Je frappai, et entendis du bruit, comme un écho à cet appel lointain, provenant du fin fond de cette pièce ; un bruit diffus, mêlé à des pas qui semblaient s’approcher vers ce qui séparait mes yeux et ma main de ce qui allait peut-être venir se révéler à eux. J'attendis, et la clef se mit à danser fébrilement mais avec précision dans une serrure qui lui collait à la peau. Mais la porte resta là, figée, immobile sur ses gonds. La poignée ne pivota même pas. Pourtant, j’ai entendu le cliquetis typique de l’ouverture ; ou de la fermeture. Je me mis soudain à douter. Me serais-je trompé de porte ? Non, après tant de chemin parcouru dans ce couloir sinistre et orné de tableaux figeant pour le futur mes aventures passées, il n’y avait pas de doute possible : c’était bien cette porte. Chacun des tableaux semblait avoir été peint juste avant que ma flamme vagabonde ne vienne les atteindre. Ils étaient les seuls objets saufs de poussière et de toiles d’araignées, et leur matière était encore fraîche. De gauche à droite, des événements étaient figés, les tableaux de gauche évoquant les douloureux, ceux de droite les joyeux. Ils s’alternaient. Etrangement, le dernier tableau, sur le mur de gauche, n’était encore qu’une toile vierge. Cette virginité fit soudainement prendre au vide qui m’entourait une autre ampleur : j’étais seul dans ce couloir sans issue et éclairé d’un modeste chandelier que j’avais dû emporter avec moi, Je m’assis et allumai une cigarette.

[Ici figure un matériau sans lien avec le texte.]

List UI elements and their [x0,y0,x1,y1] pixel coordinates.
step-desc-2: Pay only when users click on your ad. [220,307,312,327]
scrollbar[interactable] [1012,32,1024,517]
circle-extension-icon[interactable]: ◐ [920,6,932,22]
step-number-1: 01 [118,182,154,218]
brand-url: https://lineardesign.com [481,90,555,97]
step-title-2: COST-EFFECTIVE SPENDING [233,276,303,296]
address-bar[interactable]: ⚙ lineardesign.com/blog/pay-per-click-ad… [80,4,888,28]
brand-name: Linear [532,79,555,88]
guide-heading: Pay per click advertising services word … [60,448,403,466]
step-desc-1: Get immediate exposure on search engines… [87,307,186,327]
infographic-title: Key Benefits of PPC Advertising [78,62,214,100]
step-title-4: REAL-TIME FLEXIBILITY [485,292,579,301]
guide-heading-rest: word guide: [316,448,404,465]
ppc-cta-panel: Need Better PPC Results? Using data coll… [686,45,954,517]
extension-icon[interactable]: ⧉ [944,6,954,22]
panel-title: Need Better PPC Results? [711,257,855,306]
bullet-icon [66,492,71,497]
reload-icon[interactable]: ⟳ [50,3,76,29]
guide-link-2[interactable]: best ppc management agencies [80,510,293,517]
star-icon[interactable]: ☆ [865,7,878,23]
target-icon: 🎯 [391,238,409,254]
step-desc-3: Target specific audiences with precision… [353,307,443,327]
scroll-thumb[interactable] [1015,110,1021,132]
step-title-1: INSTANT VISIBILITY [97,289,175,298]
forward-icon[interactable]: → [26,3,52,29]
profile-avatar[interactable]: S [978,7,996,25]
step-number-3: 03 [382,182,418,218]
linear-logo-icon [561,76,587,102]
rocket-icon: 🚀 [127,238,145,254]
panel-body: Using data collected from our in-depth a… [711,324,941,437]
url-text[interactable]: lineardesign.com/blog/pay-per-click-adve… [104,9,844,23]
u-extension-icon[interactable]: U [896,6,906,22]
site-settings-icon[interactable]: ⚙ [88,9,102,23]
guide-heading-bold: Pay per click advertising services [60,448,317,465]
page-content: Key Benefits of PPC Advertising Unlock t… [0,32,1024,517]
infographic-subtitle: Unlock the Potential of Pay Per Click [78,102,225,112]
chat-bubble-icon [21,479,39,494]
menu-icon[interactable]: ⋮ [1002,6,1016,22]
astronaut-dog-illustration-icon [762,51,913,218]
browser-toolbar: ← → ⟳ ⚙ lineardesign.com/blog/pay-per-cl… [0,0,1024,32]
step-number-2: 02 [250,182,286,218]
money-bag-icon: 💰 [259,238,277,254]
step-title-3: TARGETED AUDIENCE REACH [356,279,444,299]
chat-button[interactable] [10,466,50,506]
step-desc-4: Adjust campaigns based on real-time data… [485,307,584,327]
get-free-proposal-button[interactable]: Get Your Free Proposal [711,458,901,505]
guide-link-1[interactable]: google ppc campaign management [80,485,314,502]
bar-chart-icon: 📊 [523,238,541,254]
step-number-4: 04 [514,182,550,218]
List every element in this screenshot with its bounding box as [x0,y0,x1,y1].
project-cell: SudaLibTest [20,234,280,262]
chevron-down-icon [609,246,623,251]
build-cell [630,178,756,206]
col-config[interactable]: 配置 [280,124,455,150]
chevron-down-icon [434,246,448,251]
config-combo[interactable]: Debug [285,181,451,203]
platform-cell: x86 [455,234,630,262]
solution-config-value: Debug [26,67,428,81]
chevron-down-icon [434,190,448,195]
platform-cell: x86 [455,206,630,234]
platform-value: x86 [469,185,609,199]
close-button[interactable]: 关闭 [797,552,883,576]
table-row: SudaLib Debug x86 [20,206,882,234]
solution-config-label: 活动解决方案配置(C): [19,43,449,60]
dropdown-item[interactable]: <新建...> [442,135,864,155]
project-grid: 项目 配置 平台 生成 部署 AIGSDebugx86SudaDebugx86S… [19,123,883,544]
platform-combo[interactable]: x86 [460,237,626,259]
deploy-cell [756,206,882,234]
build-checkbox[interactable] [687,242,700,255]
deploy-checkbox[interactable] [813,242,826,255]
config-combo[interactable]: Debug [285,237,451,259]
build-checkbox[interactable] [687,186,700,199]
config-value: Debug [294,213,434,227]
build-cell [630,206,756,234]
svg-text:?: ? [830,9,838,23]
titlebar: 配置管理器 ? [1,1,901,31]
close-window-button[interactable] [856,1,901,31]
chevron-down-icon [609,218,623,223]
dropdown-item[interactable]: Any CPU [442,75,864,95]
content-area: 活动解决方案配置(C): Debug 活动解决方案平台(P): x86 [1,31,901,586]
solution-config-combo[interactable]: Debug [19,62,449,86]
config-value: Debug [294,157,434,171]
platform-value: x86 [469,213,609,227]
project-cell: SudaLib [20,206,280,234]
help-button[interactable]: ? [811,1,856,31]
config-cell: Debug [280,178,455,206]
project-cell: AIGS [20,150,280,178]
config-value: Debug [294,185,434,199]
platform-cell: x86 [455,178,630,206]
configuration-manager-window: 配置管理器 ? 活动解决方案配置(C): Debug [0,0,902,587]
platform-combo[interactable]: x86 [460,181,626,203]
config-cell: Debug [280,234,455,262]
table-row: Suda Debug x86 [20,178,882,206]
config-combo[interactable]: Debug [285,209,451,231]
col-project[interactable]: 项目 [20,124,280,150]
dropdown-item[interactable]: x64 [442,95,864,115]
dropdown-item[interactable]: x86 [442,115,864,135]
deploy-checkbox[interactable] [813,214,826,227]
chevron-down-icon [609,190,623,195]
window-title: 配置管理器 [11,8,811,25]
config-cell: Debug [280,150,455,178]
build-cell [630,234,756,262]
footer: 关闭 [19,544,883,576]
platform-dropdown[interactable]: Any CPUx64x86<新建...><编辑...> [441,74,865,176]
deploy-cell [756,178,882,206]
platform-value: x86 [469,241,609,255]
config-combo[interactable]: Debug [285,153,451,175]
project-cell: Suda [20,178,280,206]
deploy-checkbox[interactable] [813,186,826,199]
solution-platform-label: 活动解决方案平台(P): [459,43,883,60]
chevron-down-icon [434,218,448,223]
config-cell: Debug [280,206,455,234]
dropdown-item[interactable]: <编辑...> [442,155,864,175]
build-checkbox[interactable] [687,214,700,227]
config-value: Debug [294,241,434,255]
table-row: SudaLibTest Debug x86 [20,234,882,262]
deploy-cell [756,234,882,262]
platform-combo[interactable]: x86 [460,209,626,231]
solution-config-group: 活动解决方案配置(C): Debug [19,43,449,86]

Je fumai doucement, comme chaque fois que je veux faire le vide et rassembler mes idées. Je laissai chaque bouffée m’emplir les poumons, et tentai de tromper ainsi mon attente. Et pourtant j’attendais. J’avais fait le premier pas, j’avais fait une multitude de pas pour arriver jusqu'à cette embouchure ; et si je n’ouvrais pas cette porte, je devrais faire demi-tour, mais vite, car les bougies avaient déjà rempli la moitié de leur office.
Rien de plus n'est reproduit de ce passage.